House Bill 1143 says a school district cannot prohibit licensed gun owners, including school employees from storing a firearm or ammunition in a locked vehicle on a school parking lot – provided they are not in plain view. 

I know how to fire a gun. I feel comfortable with a gun on my person; however, I do not carry a gun. More importantly, I've never worked in any school setting where I'd want my colleagues to carry guns.

We no longer live in a world where people think to talk out discrepancies or fight it out with fists. Anger looks different. To think that adults in a school are equipped with some special restraint that would completely stop them from running to their vehicles in a moment of rage is nothing short of naïveté.
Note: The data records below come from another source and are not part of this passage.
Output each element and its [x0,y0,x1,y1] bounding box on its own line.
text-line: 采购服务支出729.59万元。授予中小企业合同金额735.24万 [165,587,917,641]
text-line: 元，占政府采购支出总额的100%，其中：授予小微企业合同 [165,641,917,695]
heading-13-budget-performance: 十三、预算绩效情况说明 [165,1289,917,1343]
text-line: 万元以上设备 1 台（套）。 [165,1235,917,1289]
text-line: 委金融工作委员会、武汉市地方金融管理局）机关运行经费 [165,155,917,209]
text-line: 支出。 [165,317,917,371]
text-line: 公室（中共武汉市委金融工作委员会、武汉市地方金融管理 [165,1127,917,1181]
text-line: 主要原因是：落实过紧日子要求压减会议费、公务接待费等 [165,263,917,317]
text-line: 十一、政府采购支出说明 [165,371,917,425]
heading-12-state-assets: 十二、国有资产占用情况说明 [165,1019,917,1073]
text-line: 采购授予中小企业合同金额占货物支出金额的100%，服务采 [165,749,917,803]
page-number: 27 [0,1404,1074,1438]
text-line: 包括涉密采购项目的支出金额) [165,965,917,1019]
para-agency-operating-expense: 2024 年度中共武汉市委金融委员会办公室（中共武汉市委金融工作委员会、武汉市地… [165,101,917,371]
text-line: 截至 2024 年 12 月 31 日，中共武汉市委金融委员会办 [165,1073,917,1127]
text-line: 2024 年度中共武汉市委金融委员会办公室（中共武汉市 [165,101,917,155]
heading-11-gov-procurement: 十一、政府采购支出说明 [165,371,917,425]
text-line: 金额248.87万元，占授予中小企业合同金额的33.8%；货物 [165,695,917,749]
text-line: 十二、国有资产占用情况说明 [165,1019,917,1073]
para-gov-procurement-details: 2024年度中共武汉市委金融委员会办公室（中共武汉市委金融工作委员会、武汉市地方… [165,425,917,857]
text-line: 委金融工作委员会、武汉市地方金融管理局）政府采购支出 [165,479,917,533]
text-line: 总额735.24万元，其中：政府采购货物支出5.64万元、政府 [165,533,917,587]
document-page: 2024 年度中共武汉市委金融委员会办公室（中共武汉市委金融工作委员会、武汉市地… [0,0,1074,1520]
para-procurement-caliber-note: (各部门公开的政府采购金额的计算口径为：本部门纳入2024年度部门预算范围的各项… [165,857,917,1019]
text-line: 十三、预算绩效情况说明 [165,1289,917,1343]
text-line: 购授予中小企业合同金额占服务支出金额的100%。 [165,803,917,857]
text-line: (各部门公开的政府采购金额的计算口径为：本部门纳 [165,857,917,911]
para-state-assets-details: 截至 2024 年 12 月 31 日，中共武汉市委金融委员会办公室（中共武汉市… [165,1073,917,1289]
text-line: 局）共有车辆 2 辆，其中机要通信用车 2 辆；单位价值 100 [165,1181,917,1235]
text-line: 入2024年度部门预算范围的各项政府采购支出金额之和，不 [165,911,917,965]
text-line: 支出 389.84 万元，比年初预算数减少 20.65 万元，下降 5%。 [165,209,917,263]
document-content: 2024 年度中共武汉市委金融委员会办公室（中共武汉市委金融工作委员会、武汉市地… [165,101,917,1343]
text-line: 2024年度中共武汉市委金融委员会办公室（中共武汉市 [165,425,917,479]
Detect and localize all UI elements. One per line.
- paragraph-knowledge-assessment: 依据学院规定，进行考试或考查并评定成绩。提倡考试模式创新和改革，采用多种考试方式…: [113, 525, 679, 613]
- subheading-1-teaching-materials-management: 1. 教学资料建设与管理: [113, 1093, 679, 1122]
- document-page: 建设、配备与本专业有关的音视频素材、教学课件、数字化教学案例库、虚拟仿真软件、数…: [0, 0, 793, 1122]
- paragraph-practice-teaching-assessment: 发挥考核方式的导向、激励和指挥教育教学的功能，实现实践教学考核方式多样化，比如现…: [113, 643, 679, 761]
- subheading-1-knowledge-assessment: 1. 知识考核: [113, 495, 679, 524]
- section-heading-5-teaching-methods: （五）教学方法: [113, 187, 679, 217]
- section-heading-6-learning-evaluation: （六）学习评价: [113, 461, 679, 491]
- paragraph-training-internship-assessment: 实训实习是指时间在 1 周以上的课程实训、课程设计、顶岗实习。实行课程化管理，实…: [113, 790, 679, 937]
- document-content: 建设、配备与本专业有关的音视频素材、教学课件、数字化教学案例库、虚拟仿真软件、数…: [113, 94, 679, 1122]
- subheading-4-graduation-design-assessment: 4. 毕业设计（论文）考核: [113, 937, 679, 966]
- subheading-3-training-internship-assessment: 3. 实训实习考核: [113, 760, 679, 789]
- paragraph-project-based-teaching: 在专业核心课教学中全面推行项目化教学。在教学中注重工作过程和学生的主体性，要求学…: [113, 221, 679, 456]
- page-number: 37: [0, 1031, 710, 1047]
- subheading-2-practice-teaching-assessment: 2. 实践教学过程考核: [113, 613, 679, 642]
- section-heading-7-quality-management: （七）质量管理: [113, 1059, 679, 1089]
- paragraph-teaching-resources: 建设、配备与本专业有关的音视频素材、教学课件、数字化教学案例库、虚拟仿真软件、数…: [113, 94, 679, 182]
Consider the after effects of a school employee resorting to using his or her registered weapon in a school parking lot.  

What if I stay late one evening and a potential robber accosts me as I attempt to close my car door? Can I shoot him? Will surveillance camera footage keep me out of prison?

Let’s assume I’m sitting in my car during my planning period and I see a masked gunman entering the side door of the school building. Do I run in after him with my gun and shoot him down before he harms our innocent children?

Perhaps authorities arrive in seconds. They see me standing over the gunman that I just killed. What happens to me?

Keep in mind I'm the black person with a weapon, standing over the white man who entered the building with the intent to harm. Yes, these are safe assumptions. School shooters don’t look like me and my skin is seen before my right to do anything in this country.